Aufwendige Lösungen über virtuelle Maschinen, Wine oder manuelle Aufbauten von DOS-Instanzen mit dem nicht ganz einfachen Emulator Qemu sind aber nicht nötig. Denn es gibt das Open-Source-Projekt Dosbox und damit einen DOS-Emulator speziell für alte Spiele.
In einfacheren Fällen verlangt Dosbox nicht mal eine Anpassung seiner Standardkonfiguration. Dosbox nutzt die Fähigkeiten der Multimedia-Bibliothek SDL (Simple Directmedia Layer), die sich um Grafik- und Soundausgabe sowie Eingabegeräte kümmert.
Übrigens gibt es DOS Box nicht nur für Linux, sondern auch für Windows und Mac-OS X. Ob ein bestimmtes DOS-Spiel im Emulator läuft, weiß eine alphabetische, durchsuchbare Übersicht unter https://dosbox.sourceforge.net/comp_list.php .

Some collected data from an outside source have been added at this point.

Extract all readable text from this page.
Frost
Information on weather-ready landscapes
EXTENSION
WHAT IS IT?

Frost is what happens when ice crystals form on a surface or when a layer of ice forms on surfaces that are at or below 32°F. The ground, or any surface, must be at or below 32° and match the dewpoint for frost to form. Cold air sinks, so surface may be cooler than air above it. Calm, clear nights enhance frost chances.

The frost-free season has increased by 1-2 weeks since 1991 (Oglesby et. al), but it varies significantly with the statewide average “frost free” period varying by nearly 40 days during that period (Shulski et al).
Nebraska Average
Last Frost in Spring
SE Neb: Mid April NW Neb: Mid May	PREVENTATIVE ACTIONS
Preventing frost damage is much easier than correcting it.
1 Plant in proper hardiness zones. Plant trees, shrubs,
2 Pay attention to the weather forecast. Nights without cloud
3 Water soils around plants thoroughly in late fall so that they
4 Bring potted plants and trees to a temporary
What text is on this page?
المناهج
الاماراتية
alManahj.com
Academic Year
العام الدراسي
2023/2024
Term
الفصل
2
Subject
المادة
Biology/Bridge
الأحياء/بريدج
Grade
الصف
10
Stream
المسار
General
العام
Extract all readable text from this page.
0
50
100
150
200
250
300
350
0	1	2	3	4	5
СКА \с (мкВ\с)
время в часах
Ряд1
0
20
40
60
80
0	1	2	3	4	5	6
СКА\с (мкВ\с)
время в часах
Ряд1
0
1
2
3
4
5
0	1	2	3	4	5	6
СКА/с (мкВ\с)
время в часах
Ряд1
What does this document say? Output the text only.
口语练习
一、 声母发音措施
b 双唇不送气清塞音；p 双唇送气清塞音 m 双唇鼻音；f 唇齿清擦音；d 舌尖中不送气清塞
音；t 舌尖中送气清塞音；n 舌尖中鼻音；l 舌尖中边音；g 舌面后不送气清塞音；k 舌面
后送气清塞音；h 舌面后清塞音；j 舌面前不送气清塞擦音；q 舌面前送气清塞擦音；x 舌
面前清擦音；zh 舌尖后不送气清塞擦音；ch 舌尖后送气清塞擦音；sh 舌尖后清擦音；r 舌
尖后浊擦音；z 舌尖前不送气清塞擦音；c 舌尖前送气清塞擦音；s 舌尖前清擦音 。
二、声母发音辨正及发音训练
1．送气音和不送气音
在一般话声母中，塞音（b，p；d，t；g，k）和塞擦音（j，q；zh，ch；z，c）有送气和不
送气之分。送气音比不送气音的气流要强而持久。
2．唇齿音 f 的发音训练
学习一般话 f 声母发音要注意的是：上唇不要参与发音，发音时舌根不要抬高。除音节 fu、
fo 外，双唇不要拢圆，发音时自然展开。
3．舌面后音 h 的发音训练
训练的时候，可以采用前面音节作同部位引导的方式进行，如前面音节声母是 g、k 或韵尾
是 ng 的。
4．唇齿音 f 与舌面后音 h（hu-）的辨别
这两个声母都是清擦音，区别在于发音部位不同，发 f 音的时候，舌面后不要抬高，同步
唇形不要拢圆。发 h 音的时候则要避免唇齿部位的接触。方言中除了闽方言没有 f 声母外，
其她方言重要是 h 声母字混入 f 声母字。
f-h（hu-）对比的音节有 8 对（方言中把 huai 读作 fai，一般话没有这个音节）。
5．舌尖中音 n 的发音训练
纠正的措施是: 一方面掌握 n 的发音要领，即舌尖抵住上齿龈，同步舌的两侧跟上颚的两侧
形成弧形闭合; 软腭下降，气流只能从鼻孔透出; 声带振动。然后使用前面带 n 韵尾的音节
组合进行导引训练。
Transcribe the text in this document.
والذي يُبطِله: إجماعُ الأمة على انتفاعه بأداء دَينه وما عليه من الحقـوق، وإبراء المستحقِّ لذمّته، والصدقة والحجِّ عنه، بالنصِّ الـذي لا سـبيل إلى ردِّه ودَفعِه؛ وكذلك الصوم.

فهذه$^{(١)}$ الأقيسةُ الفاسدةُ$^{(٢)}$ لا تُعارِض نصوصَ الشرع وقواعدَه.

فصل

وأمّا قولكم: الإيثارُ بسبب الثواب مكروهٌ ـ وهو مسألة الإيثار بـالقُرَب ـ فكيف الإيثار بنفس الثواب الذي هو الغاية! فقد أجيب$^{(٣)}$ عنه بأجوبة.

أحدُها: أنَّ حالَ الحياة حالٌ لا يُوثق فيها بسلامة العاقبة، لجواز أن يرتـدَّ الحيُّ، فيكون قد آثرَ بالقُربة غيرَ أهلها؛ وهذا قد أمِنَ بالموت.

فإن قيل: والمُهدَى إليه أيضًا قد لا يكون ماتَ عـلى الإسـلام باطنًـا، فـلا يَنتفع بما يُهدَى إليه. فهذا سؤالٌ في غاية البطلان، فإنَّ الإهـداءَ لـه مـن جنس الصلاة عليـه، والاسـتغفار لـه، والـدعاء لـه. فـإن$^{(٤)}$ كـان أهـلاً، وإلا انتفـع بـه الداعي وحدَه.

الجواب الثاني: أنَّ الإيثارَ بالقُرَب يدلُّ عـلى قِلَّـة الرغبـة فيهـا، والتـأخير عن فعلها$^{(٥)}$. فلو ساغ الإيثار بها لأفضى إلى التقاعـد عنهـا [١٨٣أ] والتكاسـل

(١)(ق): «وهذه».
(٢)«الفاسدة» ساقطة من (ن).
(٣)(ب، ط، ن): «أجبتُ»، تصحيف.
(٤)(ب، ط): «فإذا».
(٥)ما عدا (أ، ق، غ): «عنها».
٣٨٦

Ein Emulator meldet sich zurück
Um ein Haar wäre es um Dosbox geschehen gewesen, denn das Programm ist seinerseits kein neues Programm, sondern stammt aus der Zeit von Windows 2000, als Windows selbst nur noch einen DOS-Kompatibilitäts-Modus anbot, der für Spiele ungeeignet war. Ziemlich früh wurde das Programm dann auf Linux portiert, um dort Umsteiger zwischen Vim, Emacs und dem obligatorischen Kompilieren des Linux-Kernels mit Spieleklassikern bei Laune zu halten. Zwischenzeitlich kam die weitere Entwicklung von Dosbox aber zum Erliegen. Sieben Jahre tat sich nichts mehr und Dosbox geriet in Vergessenheit. Erst letztes Jahr erhielt die Pflege des Dosbox-Quellcodes durch neu entfachtes Interesse an Retrospielen wieder Auftrieb, das vor allem von Youtubern als Hobby entdeckt wurde. Die letzte Version von Dosbox ist die Ausgabe 0.74-3 und der Emulator ist in den Paketquellen nahezu aller aktuellen Linux-Distributionen verfügbar und über den jeweiligen Paketmanager schnell installiert. In Debian/Ubuntu holt der Befehl
sudo apt install dosbox
die Dosbox samt Standardkonfiguration auf das Linux-System.
Einrichtung und Start von Spielen

Der Aufruf von Dosbox öffnet ein Fenster, in dem der Emulator den altbekannten DOS-Prompt anzeigt, allerdings mit dem Laufwerkbuchstaben „Z:“ als Wurzelverzeichnis. Die Dosbox lädt zunächst nur ein US-Tastaturlayout und leidet mit deutschsprachigen Tastaturen unter dem „Kezboard-Syndrom“, das die Eingabe von
keyb gr
heilt. Es handelt sich um kein komplettes DOS, sondern um einen reduzierten Nachbau des Betriebssystems, wobei eingebaute Befehle wie „dir“, „cd“, „copy“, „ren“ und „type“ auch hier funktionieren. Die kleine DOS-Umgebung weiß erst mal nichts vom Dateisystem des Linux-Systems. Zum Einhängen eines Ordners mit DOS-Spielen gibt es deshalb innerhalb der Dosbox den Befehl „mount“:
mount C:/home/user/Games
Dieses macht den Inhalt des Ordners „/home/user/Games“ als Laufwerk „C:“ verfügbar. Mit den altbekannten DOS-Befehlen „c:“ und „cd [Verzeichnis]“ wechselt man dann in den Ordner des DOS-Spiels und startet die dort vorliegende EXE- oder COM-Datei mit der Eingabe des Namens.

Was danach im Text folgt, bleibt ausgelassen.